Literally by the numbers documentary filmmaking, Inside Job is divided into five distinct chapters. Beyond brief diversions in China and Finland, where Ferguson attempts to depict the global reach of the American market collapse, the bulk of the film is filled by a procession of talking heads, who work to either assign or deflect blame for the crash. The presence of many of the interviewees is a testament to Ferguson’s ability to get important figures to agree to speak on camera, but he has a disingenuous tendency to imply that anyone who refused to speak with him is guilty of ethical transgressions.
Where Ferguson’s documentary does seem to offer something new to the debate though, is in its fourth segment, entitled “Accountability.” Here, in a particularly vicious manner, Ferguson extends his conspiracy theory about the corrupted economics field back to its origins. Singling out business school professors at Harvard and Columbia Universities, Ferguson presents a series of damning circumstances that demonstrate that much of the professors’ income and scholarship has its roots in the corporate world.

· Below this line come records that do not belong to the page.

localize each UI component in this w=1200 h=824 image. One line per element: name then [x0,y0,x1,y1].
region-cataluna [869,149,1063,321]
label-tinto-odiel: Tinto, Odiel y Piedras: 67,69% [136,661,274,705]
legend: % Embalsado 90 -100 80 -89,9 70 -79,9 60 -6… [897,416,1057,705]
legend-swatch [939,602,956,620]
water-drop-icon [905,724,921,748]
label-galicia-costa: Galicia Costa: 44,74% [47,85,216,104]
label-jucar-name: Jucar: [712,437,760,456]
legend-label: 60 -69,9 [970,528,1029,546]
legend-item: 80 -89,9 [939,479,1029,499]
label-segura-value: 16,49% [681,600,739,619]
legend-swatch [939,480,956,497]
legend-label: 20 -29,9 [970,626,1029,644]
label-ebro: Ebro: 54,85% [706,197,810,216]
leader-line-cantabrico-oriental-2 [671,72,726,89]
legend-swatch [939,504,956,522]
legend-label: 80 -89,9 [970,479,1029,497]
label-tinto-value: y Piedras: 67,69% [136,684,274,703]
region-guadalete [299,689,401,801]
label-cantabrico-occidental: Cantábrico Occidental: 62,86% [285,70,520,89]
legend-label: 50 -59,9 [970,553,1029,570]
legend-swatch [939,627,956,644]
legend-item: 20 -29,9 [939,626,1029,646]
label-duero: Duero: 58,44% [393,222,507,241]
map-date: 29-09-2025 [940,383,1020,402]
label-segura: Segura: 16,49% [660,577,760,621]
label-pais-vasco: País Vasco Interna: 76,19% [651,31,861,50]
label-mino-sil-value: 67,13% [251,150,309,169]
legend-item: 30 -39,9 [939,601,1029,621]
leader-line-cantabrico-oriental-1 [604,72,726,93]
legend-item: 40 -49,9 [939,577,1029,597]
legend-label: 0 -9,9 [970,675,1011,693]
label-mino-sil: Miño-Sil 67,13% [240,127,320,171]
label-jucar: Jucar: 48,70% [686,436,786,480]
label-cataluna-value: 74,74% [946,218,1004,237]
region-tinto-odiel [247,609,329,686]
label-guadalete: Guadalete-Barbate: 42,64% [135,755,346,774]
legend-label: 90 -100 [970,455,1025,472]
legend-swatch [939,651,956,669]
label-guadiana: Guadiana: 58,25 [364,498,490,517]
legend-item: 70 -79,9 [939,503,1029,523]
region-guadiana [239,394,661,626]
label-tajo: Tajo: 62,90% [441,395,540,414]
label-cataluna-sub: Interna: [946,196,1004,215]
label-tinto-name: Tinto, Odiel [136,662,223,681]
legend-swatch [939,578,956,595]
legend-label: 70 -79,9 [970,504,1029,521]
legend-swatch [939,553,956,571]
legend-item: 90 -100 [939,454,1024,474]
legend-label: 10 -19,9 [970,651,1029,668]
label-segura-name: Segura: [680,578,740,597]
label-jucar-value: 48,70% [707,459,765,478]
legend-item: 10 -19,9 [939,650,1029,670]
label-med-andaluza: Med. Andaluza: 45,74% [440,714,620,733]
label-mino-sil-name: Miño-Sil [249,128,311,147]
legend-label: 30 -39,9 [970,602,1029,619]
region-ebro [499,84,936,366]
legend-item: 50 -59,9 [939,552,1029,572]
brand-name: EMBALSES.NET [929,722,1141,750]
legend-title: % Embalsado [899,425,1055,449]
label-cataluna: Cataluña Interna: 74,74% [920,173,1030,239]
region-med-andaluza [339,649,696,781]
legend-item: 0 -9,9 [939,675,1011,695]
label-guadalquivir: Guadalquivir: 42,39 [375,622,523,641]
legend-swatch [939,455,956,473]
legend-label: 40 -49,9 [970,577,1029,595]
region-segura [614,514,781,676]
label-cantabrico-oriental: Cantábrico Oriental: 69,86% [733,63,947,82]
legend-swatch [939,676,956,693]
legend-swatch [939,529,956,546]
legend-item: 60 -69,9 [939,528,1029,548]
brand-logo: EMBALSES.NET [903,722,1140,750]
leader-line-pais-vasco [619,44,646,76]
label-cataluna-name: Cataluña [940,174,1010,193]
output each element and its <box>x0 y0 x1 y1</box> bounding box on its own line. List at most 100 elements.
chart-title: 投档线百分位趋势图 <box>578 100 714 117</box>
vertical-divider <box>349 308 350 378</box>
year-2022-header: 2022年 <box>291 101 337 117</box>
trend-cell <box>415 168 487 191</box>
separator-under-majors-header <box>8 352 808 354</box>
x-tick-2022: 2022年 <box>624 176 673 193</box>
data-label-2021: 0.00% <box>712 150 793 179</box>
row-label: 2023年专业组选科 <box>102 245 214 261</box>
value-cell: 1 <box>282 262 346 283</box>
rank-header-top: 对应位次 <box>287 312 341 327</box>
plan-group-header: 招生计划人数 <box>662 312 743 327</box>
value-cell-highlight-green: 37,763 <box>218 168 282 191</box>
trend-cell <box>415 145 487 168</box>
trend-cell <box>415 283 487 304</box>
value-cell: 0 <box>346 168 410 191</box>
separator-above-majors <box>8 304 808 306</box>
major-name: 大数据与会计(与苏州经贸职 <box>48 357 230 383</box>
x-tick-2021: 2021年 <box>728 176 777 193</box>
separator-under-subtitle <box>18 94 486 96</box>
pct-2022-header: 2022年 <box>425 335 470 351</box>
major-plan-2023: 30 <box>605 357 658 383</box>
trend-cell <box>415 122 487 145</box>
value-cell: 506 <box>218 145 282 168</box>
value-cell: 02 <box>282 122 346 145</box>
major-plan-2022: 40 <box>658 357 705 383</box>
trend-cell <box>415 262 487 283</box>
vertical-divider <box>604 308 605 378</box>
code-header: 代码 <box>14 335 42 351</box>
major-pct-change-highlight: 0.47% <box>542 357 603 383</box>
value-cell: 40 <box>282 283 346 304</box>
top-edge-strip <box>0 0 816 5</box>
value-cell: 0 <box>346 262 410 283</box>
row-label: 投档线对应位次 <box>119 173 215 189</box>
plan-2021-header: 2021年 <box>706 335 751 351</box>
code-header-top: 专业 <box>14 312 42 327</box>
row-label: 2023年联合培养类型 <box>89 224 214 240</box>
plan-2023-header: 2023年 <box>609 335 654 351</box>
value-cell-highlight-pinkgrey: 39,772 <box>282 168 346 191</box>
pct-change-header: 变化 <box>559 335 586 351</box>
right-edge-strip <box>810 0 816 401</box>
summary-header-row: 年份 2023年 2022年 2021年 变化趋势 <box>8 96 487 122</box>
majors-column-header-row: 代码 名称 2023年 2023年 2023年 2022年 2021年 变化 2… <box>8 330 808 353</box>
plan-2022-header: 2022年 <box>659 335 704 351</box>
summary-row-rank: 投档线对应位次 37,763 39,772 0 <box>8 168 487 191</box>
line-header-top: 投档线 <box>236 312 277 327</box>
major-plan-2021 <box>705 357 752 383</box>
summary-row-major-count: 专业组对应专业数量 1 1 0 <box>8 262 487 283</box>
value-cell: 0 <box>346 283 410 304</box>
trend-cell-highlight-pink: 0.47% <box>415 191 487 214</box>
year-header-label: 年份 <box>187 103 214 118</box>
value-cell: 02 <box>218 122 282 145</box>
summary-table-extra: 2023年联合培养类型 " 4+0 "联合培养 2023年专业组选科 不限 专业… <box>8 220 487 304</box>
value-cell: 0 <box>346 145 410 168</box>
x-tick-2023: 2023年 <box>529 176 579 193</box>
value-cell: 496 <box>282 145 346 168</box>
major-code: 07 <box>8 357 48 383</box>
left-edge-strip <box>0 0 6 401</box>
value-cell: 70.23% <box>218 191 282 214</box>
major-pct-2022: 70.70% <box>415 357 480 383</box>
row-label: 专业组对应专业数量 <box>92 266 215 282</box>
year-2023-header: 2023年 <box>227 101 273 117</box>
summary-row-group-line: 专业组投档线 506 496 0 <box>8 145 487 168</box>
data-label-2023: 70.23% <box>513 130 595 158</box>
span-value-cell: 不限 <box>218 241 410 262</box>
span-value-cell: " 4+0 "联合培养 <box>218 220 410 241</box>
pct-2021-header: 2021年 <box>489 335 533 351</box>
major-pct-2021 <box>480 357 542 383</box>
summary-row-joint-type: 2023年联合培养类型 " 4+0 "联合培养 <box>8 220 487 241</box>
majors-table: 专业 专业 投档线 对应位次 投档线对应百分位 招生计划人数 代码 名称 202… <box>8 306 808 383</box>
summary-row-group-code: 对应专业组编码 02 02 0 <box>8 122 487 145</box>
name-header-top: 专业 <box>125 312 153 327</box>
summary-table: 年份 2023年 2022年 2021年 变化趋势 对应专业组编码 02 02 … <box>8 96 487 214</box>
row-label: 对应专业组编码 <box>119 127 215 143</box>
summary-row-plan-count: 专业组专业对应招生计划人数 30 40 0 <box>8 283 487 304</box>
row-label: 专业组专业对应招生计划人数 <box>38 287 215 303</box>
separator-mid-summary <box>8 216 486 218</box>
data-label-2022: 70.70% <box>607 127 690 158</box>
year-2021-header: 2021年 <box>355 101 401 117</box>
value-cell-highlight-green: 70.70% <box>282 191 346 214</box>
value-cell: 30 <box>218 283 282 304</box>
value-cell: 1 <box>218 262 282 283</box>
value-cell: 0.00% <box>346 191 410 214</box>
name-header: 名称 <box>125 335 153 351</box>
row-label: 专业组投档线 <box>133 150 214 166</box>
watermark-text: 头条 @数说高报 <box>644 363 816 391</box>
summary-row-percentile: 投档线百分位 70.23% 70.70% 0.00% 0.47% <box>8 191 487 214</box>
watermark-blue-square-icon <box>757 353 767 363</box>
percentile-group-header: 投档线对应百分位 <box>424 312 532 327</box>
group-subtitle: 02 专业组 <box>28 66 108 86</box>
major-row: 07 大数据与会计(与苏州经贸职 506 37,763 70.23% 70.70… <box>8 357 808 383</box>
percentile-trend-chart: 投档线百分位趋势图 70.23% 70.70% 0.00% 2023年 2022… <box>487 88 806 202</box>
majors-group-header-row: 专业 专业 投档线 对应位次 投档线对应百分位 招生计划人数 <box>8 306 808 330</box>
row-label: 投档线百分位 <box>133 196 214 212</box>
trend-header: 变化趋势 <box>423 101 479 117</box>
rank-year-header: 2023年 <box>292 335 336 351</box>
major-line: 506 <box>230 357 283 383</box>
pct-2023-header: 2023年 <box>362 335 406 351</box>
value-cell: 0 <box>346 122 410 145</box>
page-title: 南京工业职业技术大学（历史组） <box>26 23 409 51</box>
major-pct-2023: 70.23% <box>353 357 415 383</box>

The suggestion that much of the economics discipline serves to lend bought credibility to corporate interests is damning, and the evidence that Ferguson presents is rather persuasive. The lack of disclosure of funds received in academic reports seems a definite conflict of interest. To see famed economists defend the blatant lack of transparency is shocking. If anything in Inside Job is likely to prompt real-world change, it is this segment.
Ultimately, Inside Job will not have much to offer those who follow financial news reports. Ferguson’s goal here seems not to create any sort of definitive historical record, but rather to create a palatable, two-hour distillation of a complicated and far-ranging systemic breakdown. Gripes that Ferguson doesn’t spend more time explaining the failure of our credit rating agencies or interviewing lower-level members of financial firms becomes more understandable in this context. At the end of the day, Inside Job finds something less than the smoking gun that it wants to, but when the picture it paints is so damning anyhow, who’s counting?